Session F1: Friday, June 16, 10:30-12:30
Friday Jun 16 2023
10:30 - 11:10
A PHASE-FIELD MODEL FOR THE MULTISCALE ANALYSIS OF FRACTURE IN SHORT GLASS FIBER REINFORCED POLYMERS [Keynote]
Fabian WelschingerDogwood B
Understanding and modeling the fracture mechanical behavior of short glass fiber reinforced polymers (SFRPs) is challenging: the strong heterogeneity induced by the manufacturing process causes a tight coupling of the material microstructure to the effective response on the component scale. Aiming to account for this microstructural complexity, fracture is approached using a multiscale approach. To resolve the microstructure induced anisotropy and its relationship with the macroscopic material behaviour, an isotropic phase-field fracture model is extended via the fiber orientation interpolation concept. The approach is fed by micromechanical simulations calibrated by experimental data. A validation of the proposed approach is obtained by means of numerical investigations compared to experimental findings.
11:10 - 11:30
AN AUGMENTED PHASE-FIELD MODEL WITH VISCOUS STRESSES FOR DEFECT DYNAMICS
Janel ChuaDogwood B
This work begins by applying phase-field modeling to predict 1-d interface motion with inertia in an elastic solid with a non-monotone stress-strain response. In classical nonlinear elasticity, it is known that subsonic interfaces require a kinetic law, in addition to momentum balance, to obtain unique solutions; in contrast, for supersonic interfaces, momentum balance alone is sufficient to provide unique solutions. However, conventional phase-field models coupled to elastodynamics are unable to model, even qualitatively, the supersonic motion of interfaces. This work identifies the shortcomings in the physics of standard phase-field models to be: (1) the absence of higher-order stress to balance unphysical stress singularities, and (2) the ability of the model to access unphysical regions of the energy landscape.
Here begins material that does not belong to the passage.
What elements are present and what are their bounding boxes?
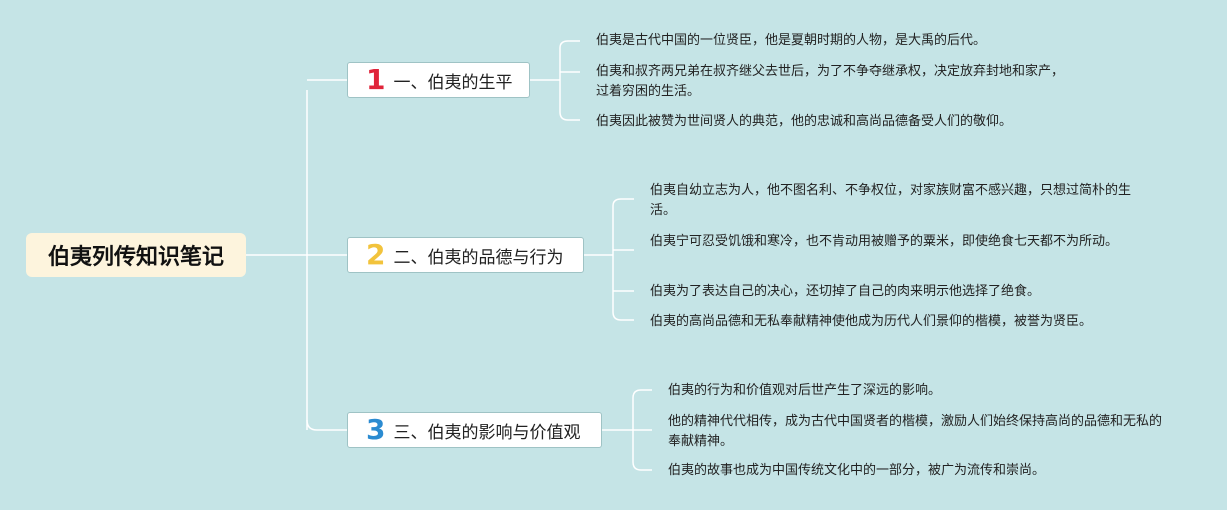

This work then proposes an augmented phase-field model to introduce the missing physics. The augmented model adds: (1) a viscous stress to the momentum balance, in addition to the dissipative phase-field evolution, to regularize singularities; and (2) an augmented driving force that models the physical mechanism that keeps the system out of unphysical regions of the energy landscape. When coupled to elastodynamics, the augmented model correctly describes both subsonic and supersonic interface motion. This augmented model was then used for fracture simulations.